The bill after consideration was referred by the Senate President, Ahmad Lawan, to the Committee on Trade and Investments for further legislative work.
he Committee was given four weeks to report back to the chamber in plenary.
Meanwhile, the President of the Senate, Ahmad Lawan, yesterday said efforts by the federal government to prioritise the safety and security of private sector investments across the country would guarantee an improved economy for Nigeria.
Lawan stated this yesterday, in his remarks moments after the upper chamber considered a bill to enact the Public-Private Partnership Regulatory Commission Bill 2021.
The bill which scaled second reading during plenary was sponsored by Senator Muhammad Adamu Aliero (APC, Kebbi Central).
According to the Senate President, the provision of a safe environment which allows ease of doing business would encourage public-private partnerships needed to drive investments and develop the various sectors of the economy.

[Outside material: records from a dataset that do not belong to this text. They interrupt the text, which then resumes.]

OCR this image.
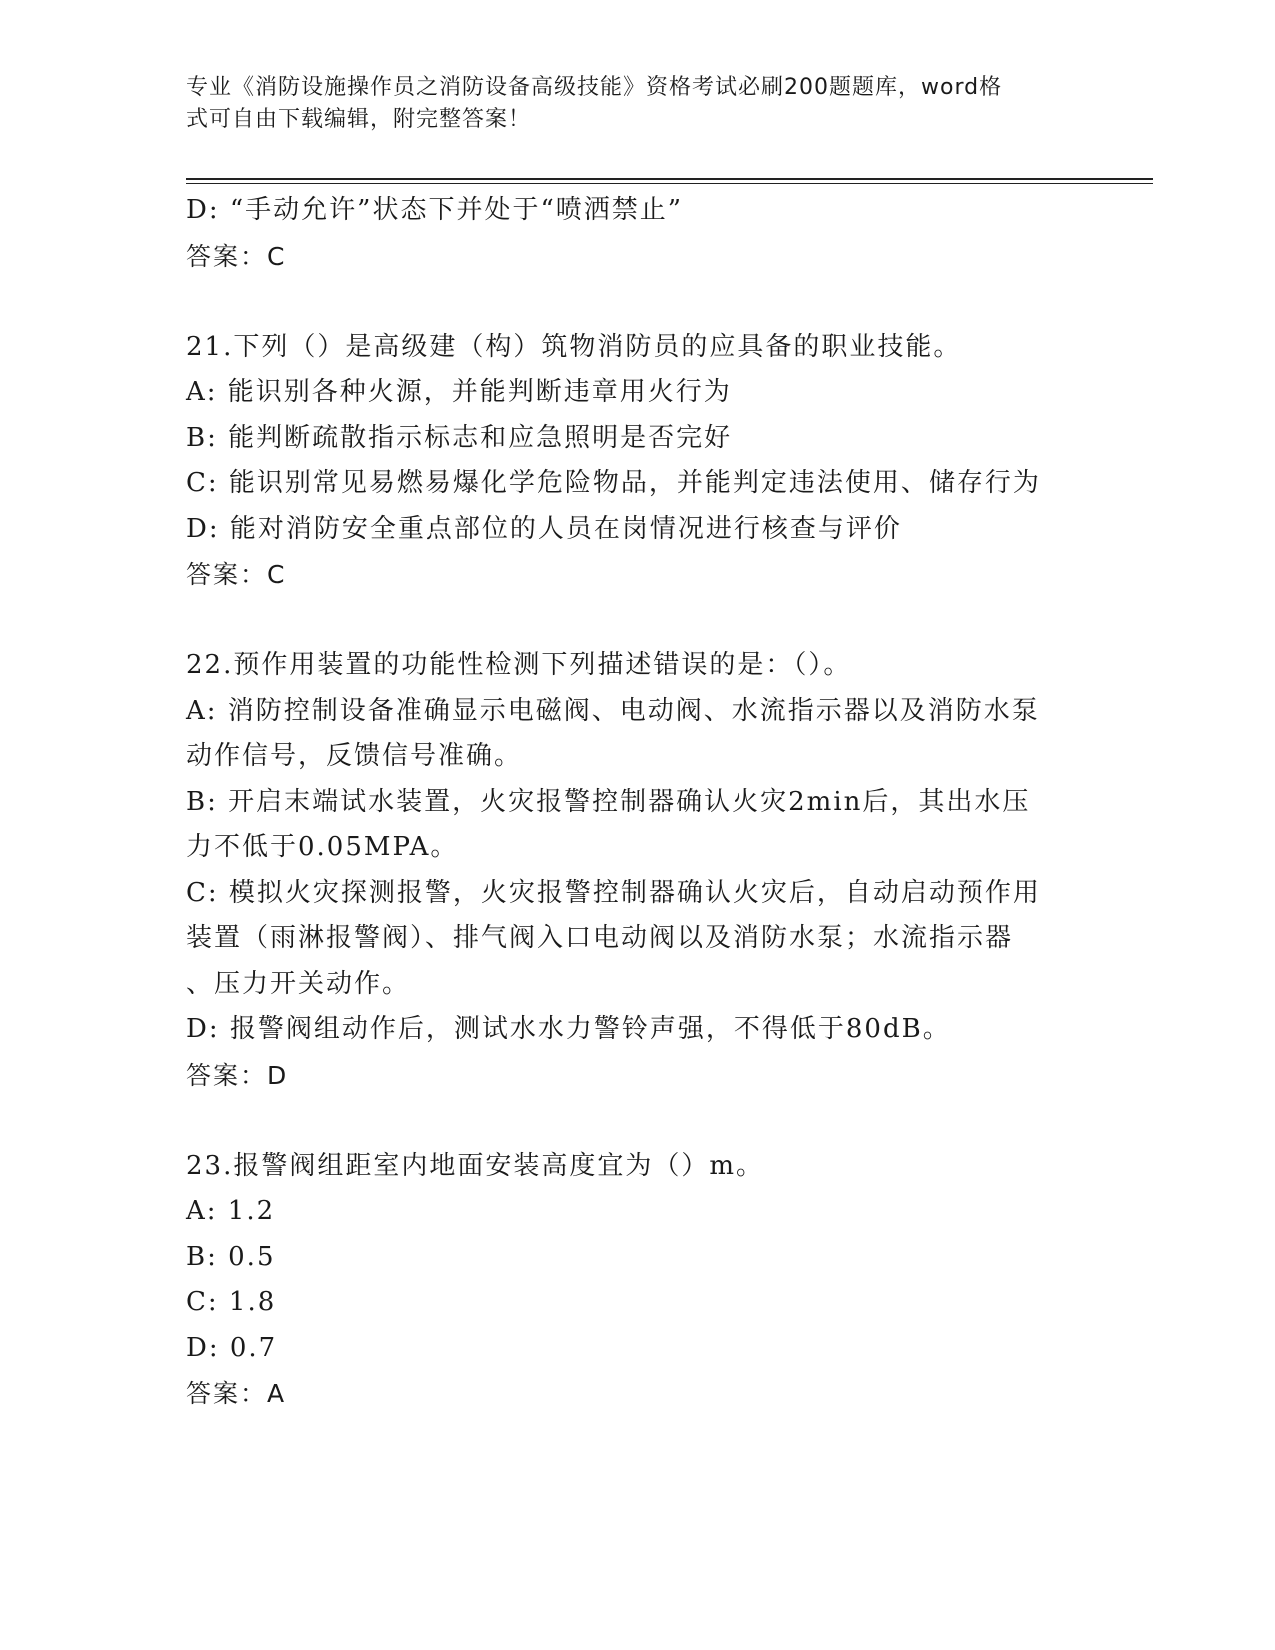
专业《消防设施操作员之消防设备高级技能》资格考试必刷200题题库，word格
式可自由下载编辑，附完整答案！
D: “手动允许”状态下并处于“喷洒禁止”
答案：C
21.下列（）是高级建（构）筑物消防员的应具备的职业技能。
A: 能识别各种火源，并能判断违章用火行为
B: 能判断疏散指示标志和应急照明是否完好
C: 能识别常见易燃易爆化学危险物品，并能判定违法使用、储存行为
D: 能对消防安全重点部位的人员在岗情况进行核查与评价
答案：C
22.预作用装置的功能性检测下列描述错误的是：（）。
A: 消防控制设备准确显示电磁阀、电动阀、水流指示器以及消防水泵
动作信号，反馈信号准确。
B: 开启末端试水装置，火灾报警控制器确认火灾2min后，其出水压
力不低于0.05MPA。
C: 模拟火灾探测报警，火灾报警控制器确认火灾后，自动启动预作用
装置（雨淋报警阀）、排气阀入口电动阀以及消防水泵；水流指示器
、压力开关动作。
D: 报警阀组动作后，测试水水力警铃声强，不得低于80dB。
答案：D
23.报警阀组距室内地面安装高度宜为（）m。
A: 1.2
B: 0.5
C: 1.8
D: 0.7
答案：A
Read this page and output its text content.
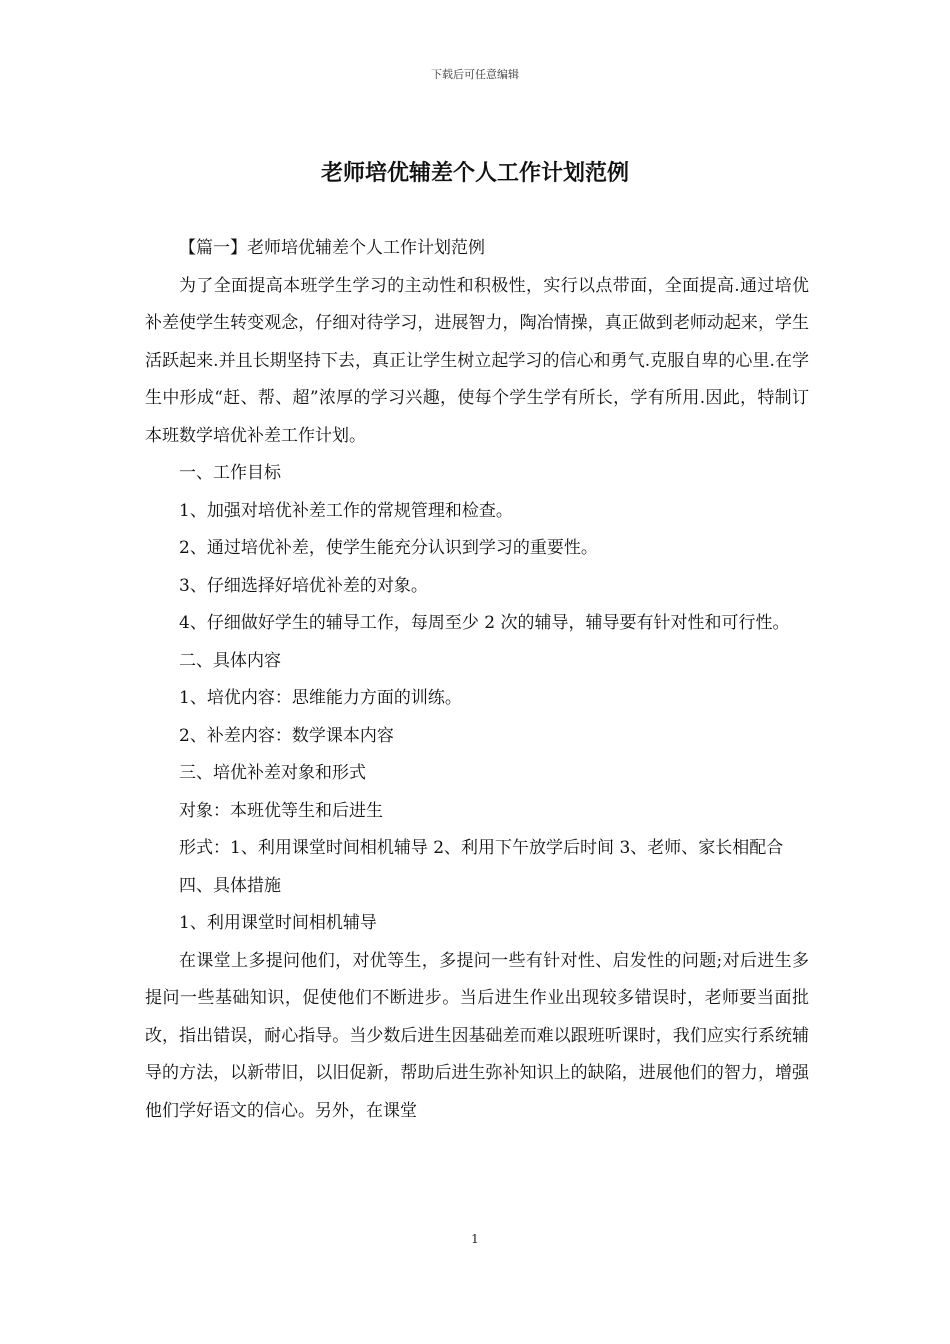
下载后可任意编辑
老师培优辅差个人工作计划范例

【篇一】老师培优辅差个人工作计划范例

为了全面提高本班学生学习的主动性和积极性，实行以点带面，全面提高.通过培优补差使学生转变观念，仔细对待学习，进展智力，陶冶情操，真正做到老师动起来，学生活跃起来.并且长期坚持下去，真正让学生树立起学习的信心和勇气.克服自卑的心里.在学生中形成“赶、帮、超”浓厚的学习兴趣，使每个学生学有所长，学有所用.因此，特制订本班数学培优补差工作计划。

一、工作目标

1、加强对培优补差工作的常规管理和检查。

2、通过培优补差，使学生能充分认识到学习的重要性。

3、仔细选择好培优补差的对象。

4、仔细做好学生的辅导工作，每周至少 2 次的辅导，辅导要有针对性和可行性。

二、具体内容

1、培优内容：思维能力方面的训练。

2、补差内容：数学课本内容

三、培优补差对象和形式

对象：本班优等生和后进生

形式：1、利用课堂时间相机辅导 2、利用下午放学后时间 3、老师、家长相配合

四、具体措施

1、利用课堂时间相机辅导

在课堂上多提问他们，对优等生，多提问一些有针对性、启发性的问题;对后进生多提问一些基础知识，促使他们不断进步。当后进生作业出现较多错误时，老师要当面批改，指出错误，耐心指导。当少数后进生因基础差而难以跟班听课时，我们应实行系统辅导的方法，以新带旧，以旧促新，帮助后进生弥补知识上的缺陷，进展他们的智力，增强他们学好语文的信心。另外，在课堂

1
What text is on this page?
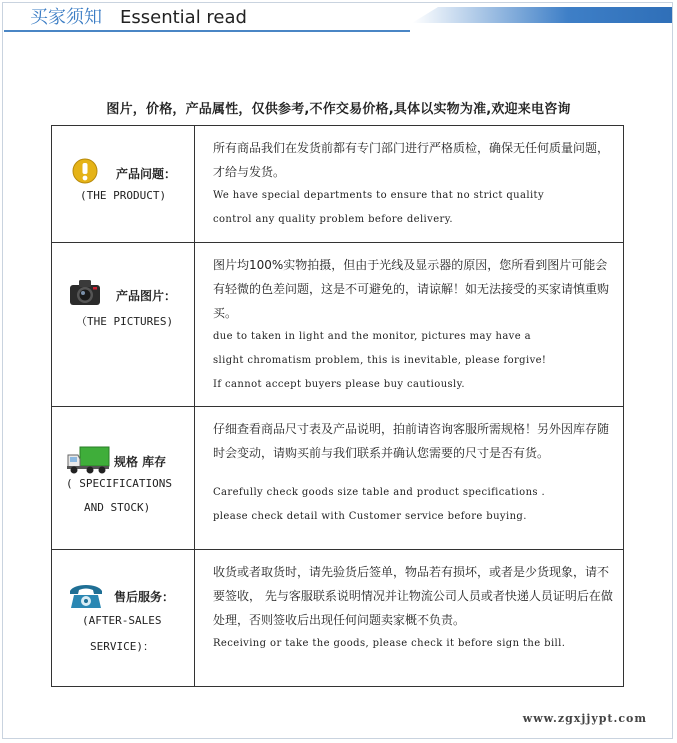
买家须知 Essential read
图片，价格，产品属性，仅供参考,不作交易价格,具体以实物为准,欢迎来电咨询
产品问题：
(THE PRODUCT)
所有商品我们在发货前都有专门部门进行严格质检，确保无任何质量问题，才给与发货。
We have special departments to ensure that no strict quality
control any quality problem before delivery.
产品图片：
（THE PICTURES)
图片均100%实物拍摄，但由于光线及显示器的原因，您所看到图片可能会有轻微的色差问题，这是不可避免的，请谅解！如无法接受的买家请慎重购买。
due to taken in light and the monitor, pictures may have a
slight chromatism problem, this is inevitable, please forgive!
If cannot accept buyers please buy cautiously.
规格 库存
( SPECIFICATIONS
AND STOCK)
仔细查看商品尺寸表及产品说明，拍前请咨询客服所需规格！另外因库存随时会变动，请购买前与我们联系并确认您需要的尺寸是否有货。
Carefully check goods size table and product specifications .
please check detail with Customer service before buying.
售后服务：
(AFTER-SALES
SERVICE)：
收货或者取货时，请先验货后签单，物品若有损坏，或者是少货现象，请不要签收， 先与客服联系说明情况并让物流公司人员或者快递人员证明后在做处理，否则签收后出现任何问题卖家概不负责。
Receiving or take the goods, please check it before sign the bill.
www.zgxjjypt.com
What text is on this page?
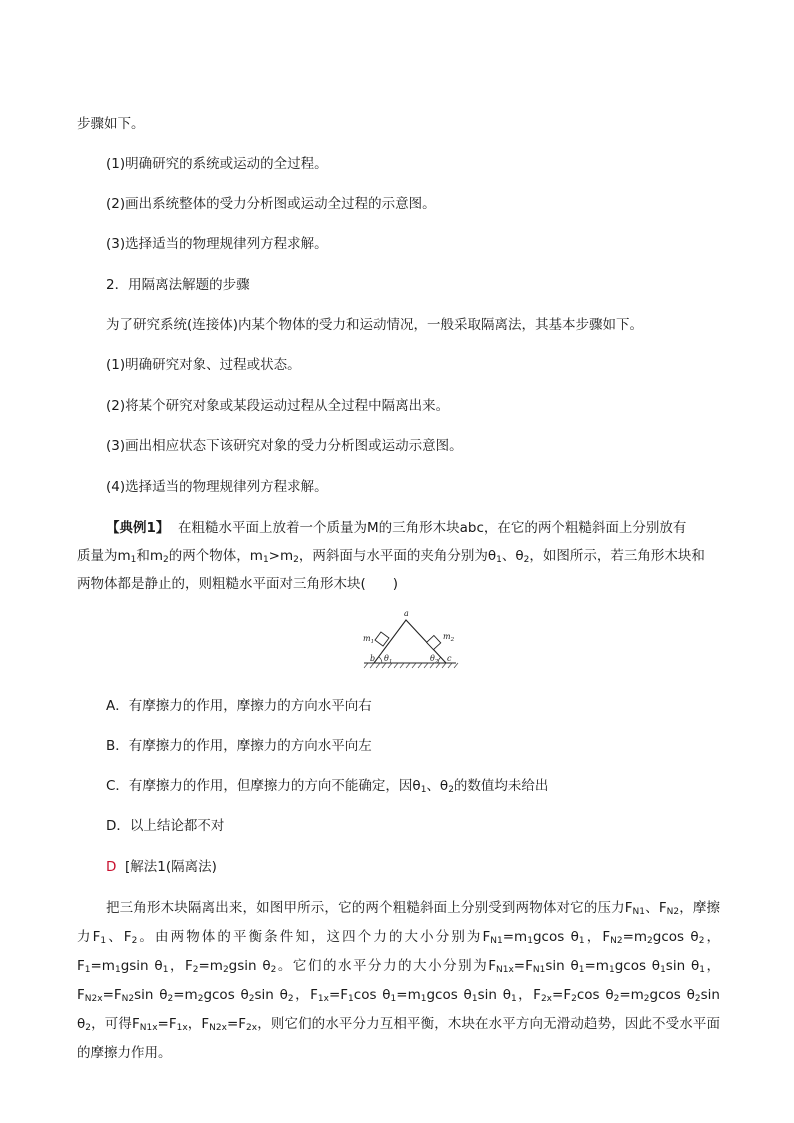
步骤如下。
(1)明确研究的系统或运动的全过程。
(2)画出系统整体的受力分析图或运动全过程的示意图。
(3)选择适当的物理规律列方程求解。
2．用隔离法解题的步骤
为了研究系统(连接体)内某个物体的受力和运动情况，一般采取隔离法，其基本步骤如下。
(1)明确研究对象、过程或状态。
(2)将某个研究对象或某段运动过程从全过程中隔离出来。
(3)画出相应状态下该研究对象的受力分析图或运动示意图。
(4)选择适当的物理规律列方程求解。
【典例1】 在粗糙水平面上放着一个质量为M的三角形木块abc，在它的两个粗糙斜面上分别放有
质量为$m_1$和$m_2$的两个物体，$m_1>m_2$，两斜面与水平面的夹角分别为$\theta_1$、$\theta_2$，如图所示，若三角形木块和
两物体都是静止的，则粗糙水平面对三角形木块(　　)
a
b	c
$m_1$
$m_2$
$\theta_1$	$\theta_2$
A．有摩擦力的作用，摩擦力的方向水平向右
B．有摩擦力的作用，摩擦力的方向水平向左
C．有摩擦力的作用，但摩擦力的方向不能确定，因$\theta_1$、$\theta_2$的数值均未给出
D．以上结论都不对
D [解法1(隔离法)
把三角形木块隔离出来，如图甲所示，它的两个粗糙斜面上分别受到两物体对它的压力$F_{N1}$、$F_{N2}$，摩擦力$F_1$、$F_2$。由两物体的平衡条件知，这四个力的大小分别为$F_{N1}=m_1gcos$ $\theta_1$，$F_{N2}=m_2gcos$ $\theta_2$，$F_1=m_1gsin$ $\theta_1$，$F_2=m_2gsin$ $\theta_2$。它们的水平分力的大小分别为$F_{N1x}=F_{N1}\sin$ $\theta_1=m_1gcos$ $\theta_1\sin$ $\theta_1$，$F_{N2x}=F_{N2}\sin$ $\theta_2=m_2gcos$ $\theta_2\sin$ $\theta_2$，$F_{1x}=F_1\cos$ $\theta_1=m_1gcos$ $\theta_1\sin$ $\theta_1$，$F_{2x}=F_2\cos$ $\theta_2=m_2gcos$ $\theta_2\sin$ $\theta_2$，可得$F_{N1x}=F_{1x}$，$F_{N2x}=F_{2x}$，则它们的水平分力互相平衡，木块在水平方向无滑动趋势，因此不受水平面的摩擦力作用。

He, therefore, called on the executive to ensure that the Public-Private Partnership Regulatory Commission bill, is assented into law when eventually passed by the National Assembly.
A statetement quoted Lawan to have added, “Let me say that our country at this point and, indeed, at any point, should embark on public private partnership to ensure that we free our scarce resources for social development, particularly education and health, and similar sub-sectors.
“I believe that at this point in our history, with very limited resources, we need to encourage the private sector to participate in the development of infrastructure in our country.
“[And] of course, this is the practice, but one thing is clear, that we have to provide a convenient and safe environment for the public and private sector to be convinced that their investments would provide the kind of return that they aspire to get, and that there’s the legal framework to protect their investments.
“No matter how hard we wish to encourage the private sector to participate in our economy, if the investments do not appear to be fully protected, or they feel unsafe, we will be disappointed.
“So, I believe that this is a very important bill. And it is for us in government – both the executive and the legislature – particularly the two arms government, to work hard to provide the kind of climate of ease of doing business, security and safety to promote and protect private sector investments in our country.
“I believe that Nigeria has the kind of population that will encourage any private sector investment to come.
“What may be a setback at the moment, is the security challenge that we face, but thank God we are doing well and would continue to do so, but this is one bill that all of us in the legislature and executive arm of government would like to see become a law that will also be fully implemented for the benefit of our country.”
Senator Aliero, in his lead debate on the Public-Private Partnership Regulatory Commission Bill 2021, said the piece of legislation seeks to repeal the Infrastructure Concession Regulatory Commission (Establishment) Act 2005 and enact the Public Private Partnership Regulatory Commission Bill 2021.